Extreme Mom Movie Review- Man of Steel

Extreme Mom Movie Review- Man of Steel


Forget that Superman’s a solid chunk of hunk.

The real question here is… “What kind of SUPER make-up does Lois Lane wear that doesn’t smudge, run or wear off through hurricane speed winds, explosions and trips to another planet?

Inquiring minds want to know.


I want to know dammit, and I’m not even a huge user of make up. I usually wear only enough so that I don’t scare the ever-living-Hell out of anybody, but that’s it.

It’s kind of a public service.

Without spoiling the movie, let’s just say Lois popped out of every single near-death experience with glossy lips and eyes you only see on a BRAT’s doll or perhaps the lovely ladies who reside at the psych center.

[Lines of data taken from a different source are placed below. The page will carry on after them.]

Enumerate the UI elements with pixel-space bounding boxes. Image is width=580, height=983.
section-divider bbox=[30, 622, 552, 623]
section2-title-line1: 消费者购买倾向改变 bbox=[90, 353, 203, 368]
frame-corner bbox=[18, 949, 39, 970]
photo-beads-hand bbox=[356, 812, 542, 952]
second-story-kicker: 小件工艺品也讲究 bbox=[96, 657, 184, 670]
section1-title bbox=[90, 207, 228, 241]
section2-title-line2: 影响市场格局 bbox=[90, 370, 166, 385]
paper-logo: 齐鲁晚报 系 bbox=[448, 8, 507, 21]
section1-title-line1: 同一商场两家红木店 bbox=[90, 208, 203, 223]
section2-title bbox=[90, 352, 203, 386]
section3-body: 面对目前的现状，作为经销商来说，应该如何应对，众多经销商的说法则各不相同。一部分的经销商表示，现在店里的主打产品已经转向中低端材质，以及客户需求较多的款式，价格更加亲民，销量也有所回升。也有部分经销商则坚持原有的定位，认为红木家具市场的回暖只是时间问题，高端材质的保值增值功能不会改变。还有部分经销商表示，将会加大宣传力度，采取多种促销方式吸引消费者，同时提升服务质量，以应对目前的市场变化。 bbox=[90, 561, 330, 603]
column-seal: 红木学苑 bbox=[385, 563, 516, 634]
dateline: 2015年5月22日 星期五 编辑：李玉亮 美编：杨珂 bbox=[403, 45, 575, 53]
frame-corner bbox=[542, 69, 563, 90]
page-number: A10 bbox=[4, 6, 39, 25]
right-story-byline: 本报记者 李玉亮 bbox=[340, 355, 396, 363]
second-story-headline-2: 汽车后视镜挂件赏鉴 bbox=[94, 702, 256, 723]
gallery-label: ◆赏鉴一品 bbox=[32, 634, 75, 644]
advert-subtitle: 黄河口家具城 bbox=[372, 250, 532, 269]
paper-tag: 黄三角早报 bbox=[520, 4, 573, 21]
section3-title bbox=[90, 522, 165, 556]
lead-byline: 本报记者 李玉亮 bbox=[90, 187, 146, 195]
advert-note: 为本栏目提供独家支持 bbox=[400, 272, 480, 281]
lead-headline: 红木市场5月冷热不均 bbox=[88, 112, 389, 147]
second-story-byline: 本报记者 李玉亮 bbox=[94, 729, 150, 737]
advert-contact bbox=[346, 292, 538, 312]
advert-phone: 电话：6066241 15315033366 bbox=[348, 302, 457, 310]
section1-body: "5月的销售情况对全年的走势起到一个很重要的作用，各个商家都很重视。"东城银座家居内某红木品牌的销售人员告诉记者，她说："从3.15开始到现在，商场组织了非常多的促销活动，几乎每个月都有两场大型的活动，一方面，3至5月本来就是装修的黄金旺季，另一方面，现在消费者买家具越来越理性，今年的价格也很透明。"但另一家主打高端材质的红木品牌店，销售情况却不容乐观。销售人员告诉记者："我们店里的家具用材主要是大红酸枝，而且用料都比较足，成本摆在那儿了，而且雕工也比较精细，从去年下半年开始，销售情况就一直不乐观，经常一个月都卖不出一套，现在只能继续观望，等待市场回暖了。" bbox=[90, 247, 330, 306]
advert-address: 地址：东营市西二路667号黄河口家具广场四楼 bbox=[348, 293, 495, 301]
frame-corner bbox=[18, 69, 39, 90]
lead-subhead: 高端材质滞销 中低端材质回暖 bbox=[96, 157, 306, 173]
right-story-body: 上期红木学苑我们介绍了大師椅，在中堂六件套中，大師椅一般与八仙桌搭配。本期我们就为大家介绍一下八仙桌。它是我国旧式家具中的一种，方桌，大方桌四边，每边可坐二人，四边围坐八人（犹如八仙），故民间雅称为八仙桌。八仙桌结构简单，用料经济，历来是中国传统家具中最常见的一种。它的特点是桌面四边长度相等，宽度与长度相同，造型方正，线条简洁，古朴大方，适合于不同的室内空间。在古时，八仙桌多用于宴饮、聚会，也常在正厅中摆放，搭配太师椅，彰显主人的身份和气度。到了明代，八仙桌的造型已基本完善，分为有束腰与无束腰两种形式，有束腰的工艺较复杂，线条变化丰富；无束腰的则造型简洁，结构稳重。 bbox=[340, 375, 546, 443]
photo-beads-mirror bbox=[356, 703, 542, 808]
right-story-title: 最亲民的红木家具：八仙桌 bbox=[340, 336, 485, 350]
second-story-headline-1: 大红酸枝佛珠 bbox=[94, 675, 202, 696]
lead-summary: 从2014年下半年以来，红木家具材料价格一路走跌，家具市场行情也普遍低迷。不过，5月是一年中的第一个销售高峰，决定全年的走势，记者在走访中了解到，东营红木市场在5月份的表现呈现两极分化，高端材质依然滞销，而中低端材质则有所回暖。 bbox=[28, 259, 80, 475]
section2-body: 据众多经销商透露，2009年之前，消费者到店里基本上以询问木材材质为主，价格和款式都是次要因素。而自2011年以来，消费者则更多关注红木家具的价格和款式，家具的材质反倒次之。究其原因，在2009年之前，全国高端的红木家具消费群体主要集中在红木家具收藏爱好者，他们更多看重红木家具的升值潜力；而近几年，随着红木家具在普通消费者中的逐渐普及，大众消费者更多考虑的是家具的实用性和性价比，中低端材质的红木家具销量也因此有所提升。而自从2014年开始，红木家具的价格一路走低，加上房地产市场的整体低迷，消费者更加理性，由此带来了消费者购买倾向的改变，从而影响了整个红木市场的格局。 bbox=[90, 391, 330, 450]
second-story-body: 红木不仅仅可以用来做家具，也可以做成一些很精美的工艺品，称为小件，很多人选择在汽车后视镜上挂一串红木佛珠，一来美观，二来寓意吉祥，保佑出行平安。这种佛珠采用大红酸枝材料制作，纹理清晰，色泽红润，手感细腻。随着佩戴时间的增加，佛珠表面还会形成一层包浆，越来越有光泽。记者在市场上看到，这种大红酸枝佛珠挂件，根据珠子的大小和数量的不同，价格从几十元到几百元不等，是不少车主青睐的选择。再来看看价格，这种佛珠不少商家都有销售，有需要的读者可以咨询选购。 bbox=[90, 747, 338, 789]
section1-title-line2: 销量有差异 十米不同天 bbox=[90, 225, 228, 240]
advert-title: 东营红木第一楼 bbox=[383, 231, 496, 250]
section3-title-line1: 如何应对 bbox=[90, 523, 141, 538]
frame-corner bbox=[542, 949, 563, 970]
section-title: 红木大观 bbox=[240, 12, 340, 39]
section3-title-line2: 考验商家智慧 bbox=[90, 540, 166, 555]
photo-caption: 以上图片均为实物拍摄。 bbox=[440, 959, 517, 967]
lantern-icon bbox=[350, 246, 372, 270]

Tip- If you ever want to see makeup in it’s full glory, visit your local psych center. I’m fairly certain that there’s a tube of vibrant lipstick in every bottle of Prozac.

Kinda like Cracker Jacks except better.

I believe it’s entirely feasible that Superman can fly faster than a speeding bullet and bend steel with his pinky finger, but Lois’s perfect makeup… I don’t think so.


I call cosmetic bull-shittery.

I can only give Man of Steel one thumbs up on account of this blatant beauty flub up.